Social Determinants of Health Data

Putting Social Determinants of Health Data into Action

Social Determinants of Health Data

As healthcare organization increase focus on social determinants of health like housing, education, nutrition, lifestyle, etc. there is growing need for social determinants of health data. While interoperability among Electronic Healthcare Record systems (EHRs) remains largely a mess, now is the time to reimagine Health Information Management. 

Rather than working the next 10 years to promote interoperability among institutions in a reactive sick care system, we need to expand focus to address social determinants of health data. What good does it do to have a consolidated patient record available throughout every hospital and primary care practice (still many years away) when 80% of more of what determines health goes undocumented and unnoticed? Now is the time to think holistically and address the Health Information Management solution for tomorrow.

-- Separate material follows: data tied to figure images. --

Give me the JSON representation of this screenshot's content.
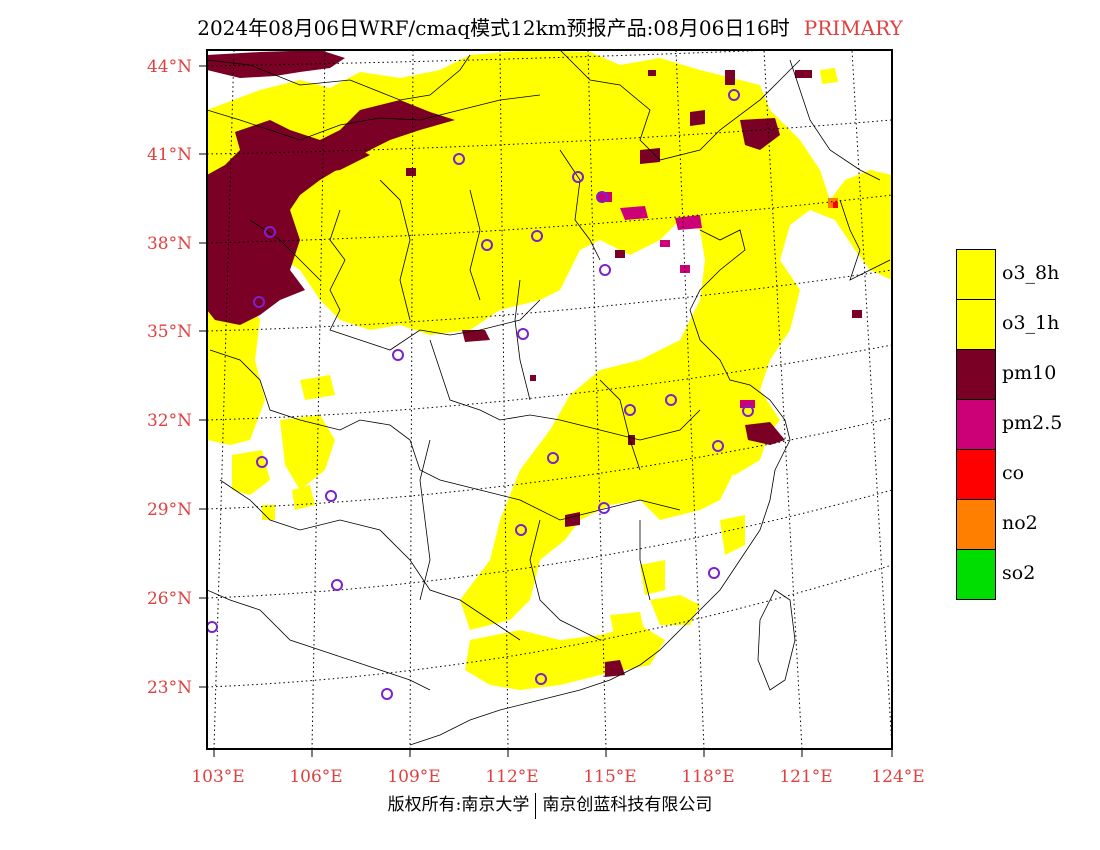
{
  "title": {
    "main": "2024年08月06日WRF/cmaq模式12km预报产品:08月06日16时",
    "tag": "PRIMARY",
    "tag_color": "#e04040"
  },
  "axes": {
    "lat_labels": [
      "44°N",
      "41°N",
      "38°N",
      "35°N",
      "32°N",
      "29°N",
      "26°N",
      "23°N"
    ],
    "lon_labels": [
      "103°E",
      "106°E",
      "109°E",
      "112°E",
      "115°E",
      "118°E",
      "121°E",
      "124°E"
    ],
    "label_color": "#e04040"
  },
  "legend": [
    {
      "label": "o3_8h",
      "color": "#ffff00"
    },
    {
      "label": "o3_1h",
      "color": "#ffff00"
    },
    {
      "label": "pm10",
      "color": "#7a0026"
    },
    {
      "label": "pm2.5",
      "color": "#cc0077"
    },
    {
      "label": "co",
      "color": "#ff0000"
    },
    {
      "label": "no2",
      "color": "#ff8000"
    },
    {
      "label": "so2",
      "color": "#00dd00"
    }
  ],
  "footer": {
    "left": "版权所有:南京大学",
    "right": "南京创蓝科技有限公司"
  }
}
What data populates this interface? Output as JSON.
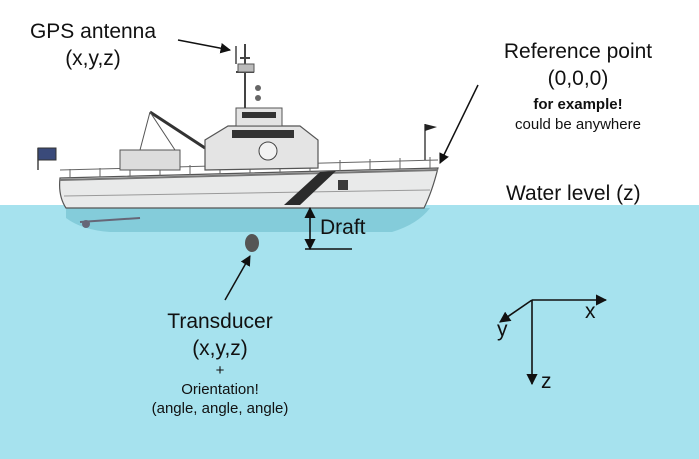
{
  "gps": {
    "title": "GPS antenna",
    "coords": "(x,y,z)"
  },
  "reference": {
    "title": "Reference point",
    "coords": "(0,0,0)",
    "note1": "for example!",
    "note2": "could be anywhere"
  },
  "water": {
    "label": "Water level (z)"
  },
  "draft": {
    "label": "Draft"
  },
  "transducer": {
    "title": "Transducer",
    "coords": "(x,y,z)",
    "plus": "+",
    "orientation": "Orientation!",
    "angles": "(angle, angle, angle)"
  },
  "axes": {
    "x": "x",
    "y": "y",
    "z": "z"
  },
  "colors": {
    "water": "#a6e2ee",
    "hull": "#e9eaea",
    "stripe": "#2b2b2b",
    "ink": "#111111"
  }
}
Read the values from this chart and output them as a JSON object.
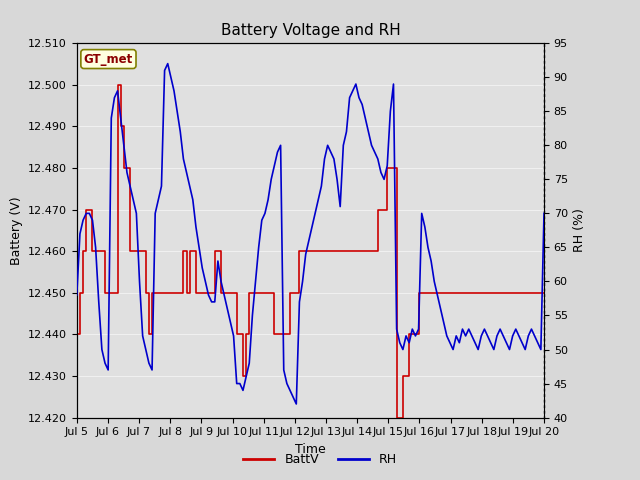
{
  "title": "Battery Voltage and RH",
  "xlabel": "Time",
  "ylabel_left": "Battery (V)",
  "ylabel_right": "RH (%)",
  "annotation": "GT_met",
  "left_ylim": [
    12.42,
    12.51
  ],
  "right_ylim": [
    40,
    95
  ],
  "left_yticks": [
    12.42,
    12.43,
    12.44,
    12.45,
    12.46,
    12.47,
    12.48,
    12.49,
    12.5,
    12.51
  ],
  "right_yticks": [
    40,
    45,
    50,
    55,
    60,
    65,
    70,
    75,
    80,
    85,
    90,
    95
  ],
  "xtick_labels": [
    "Jul 5",
    "Jul 6",
    "Jul 7",
    "Jul 8",
    "Jul 9",
    "Jul 10",
    "Jul 11",
    "Jul 12",
    "Jul 13",
    "Jul 14",
    "Jul 15",
    "Jul 16",
    "Jul 17",
    "Jul 18",
    "Jul 19",
    "Jul 20"
  ],
  "battv_color": "#cc0000",
  "rh_color": "#0000cc",
  "bg_color": "#d8d8d8",
  "plot_bg_color": "#e0e0e0",
  "grid_color": "#f0f0f0",
  "legend_battv": "BattV",
  "legend_rh": "RH",
  "battv_data": [
    12.44,
    12.45,
    12.46,
    12.47,
    12.47,
    12.46,
    12.46,
    12.46,
    12.46,
    12.45,
    12.45,
    12.45,
    12.45,
    12.5,
    12.49,
    12.48,
    12.48,
    12.46,
    12.46,
    12.46,
    12.46,
    12.46,
    12.45,
    12.44,
    12.45,
    12.45,
    12.45,
    12.45,
    12.45,
    12.45,
    12.45,
    12.45,
    12.45,
    12.45,
    12.46,
    12.45,
    12.46,
    12.46,
    12.45,
    12.45,
    12.45,
    12.45,
    12.45,
    12.45,
    12.46,
    12.46,
    12.45,
    12.45,
    12.45,
    12.45,
    12.45,
    12.44,
    12.44,
    12.43,
    12.44,
    12.45,
    12.45,
    12.45,
    12.45,
    12.45,
    12.45,
    12.45,
    12.45,
    12.44,
    12.44,
    12.44,
    12.44,
    12.44,
    12.45,
    12.45,
    12.45,
    12.46,
    12.46,
    12.46,
    12.46,
    12.46,
    12.46,
    12.46,
    12.46,
    12.46,
    12.46,
    12.46,
    12.46,
    12.46,
    12.46,
    12.46,
    12.46,
    12.46,
    12.46,
    12.46,
    12.46,
    12.46,
    12.46,
    12.46,
    12.46,
    12.46,
    12.47,
    12.47,
    12.47,
    12.48,
    12.48,
    12.48,
    12.42,
    12.42,
    12.43,
    12.43,
    12.44,
    12.44,
    12.44,
    12.45,
    12.45,
    12.45,
    12.45,
    12.45,
    12.45,
    12.45,
    12.45,
    12.45,
    12.45,
    12.45,
    12.45,
    12.45,
    12.45,
    12.45,
    12.45,
    12.45,
    12.45,
    12.45,
    12.45,
    12.45,
    12.45,
    12.45,
    12.45,
    12.45,
    12.45,
    12.45,
    12.45,
    12.45,
    12.45,
    12.45,
    12.45,
    12.45,
    12.45,
    12.45,
    12.45,
    12.45,
    12.45,
    12.45,
    12.45,
    12.45
  ],
  "rh_data": [
    58,
    67,
    69,
    70,
    70,
    69,
    65,
    57,
    50,
    48,
    47,
    84,
    87,
    88,
    84,
    80,
    76,
    74,
    72,
    70,
    60,
    52,
    50,
    48,
    47,
    70,
    72,
    74,
    91,
    92,
    90,
    88,
    85,
    82,
    78,
    76,
    74,
    72,
    68,
    65,
    62,
    60,
    58,
    57,
    57,
    63,
    60,
    58,
    56,
    54,
    52,
    45,
    45,
    44,
    46,
    48,
    55,
    60,
    65,
    69,
    70,
    72,
    75,
    77,
    79,
    80,
    47,
    45,
    44,
    43,
    42,
    57,
    60,
    64,
    66,
    68,
    70,
    72,
    74,
    78,
    80,
    79,
    78,
    75,
    71,
    80,
    82,
    87,
    88,
    89,
    87,
    86,
    84,
    82,
    80,
    79,
    78,
    76,
    75,
    77,
    85,
    89,
    53,
    51,
    50,
    52,
    51,
    53,
    52,
    53,
    70,
    68,
    65,
    63,
    60,
    58,
    56,
    54,
    52,
    51,
    50,
    52,
    51,
    53,
    52,
    53,
    52,
    51,
    50,
    52,
    53,
    52,
    51,
    50,
    52,
    53,
    52,
    51,
    50,
    52,
    53,
    52,
    51,
    50,
    52,
    53,
    52,
    51,
    50,
    70
  ]
}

Healthcare providers that provide direct patient care have long recognized that social and economic factors have a significant impact on the health of an individual, and the health of populations, yet it has only been in the past few years that healthcare organizations have started to formalize an approach to addressing social determinants of health, such as food insecurity, housing, transportation and literacy.

These efforts to focus more on the upstream factors that influence patients’ health are occurring in parallel to the healthcare industry’s ongoing transition from fee-for-service to value-based care and payment models, as patient care organizations look to improve health outcomes and reduce costs. For health systems, moving beyond facility walls to collect and incorporate social determinants data into community level programs represents the next phase of population health management strategy.

Healthcare leaders engaged in these efforts have found that health IT is foundational to this work in the collection of social determinants data as well for data exchange across the care continuum, workflow integration and analytics to risk stratify the highest-need individuals. Leading hospitals, medical groups, and health systems, as well as accountable care organizations (ACOs) and health insurers are moving forward in this work with a number of different approaches.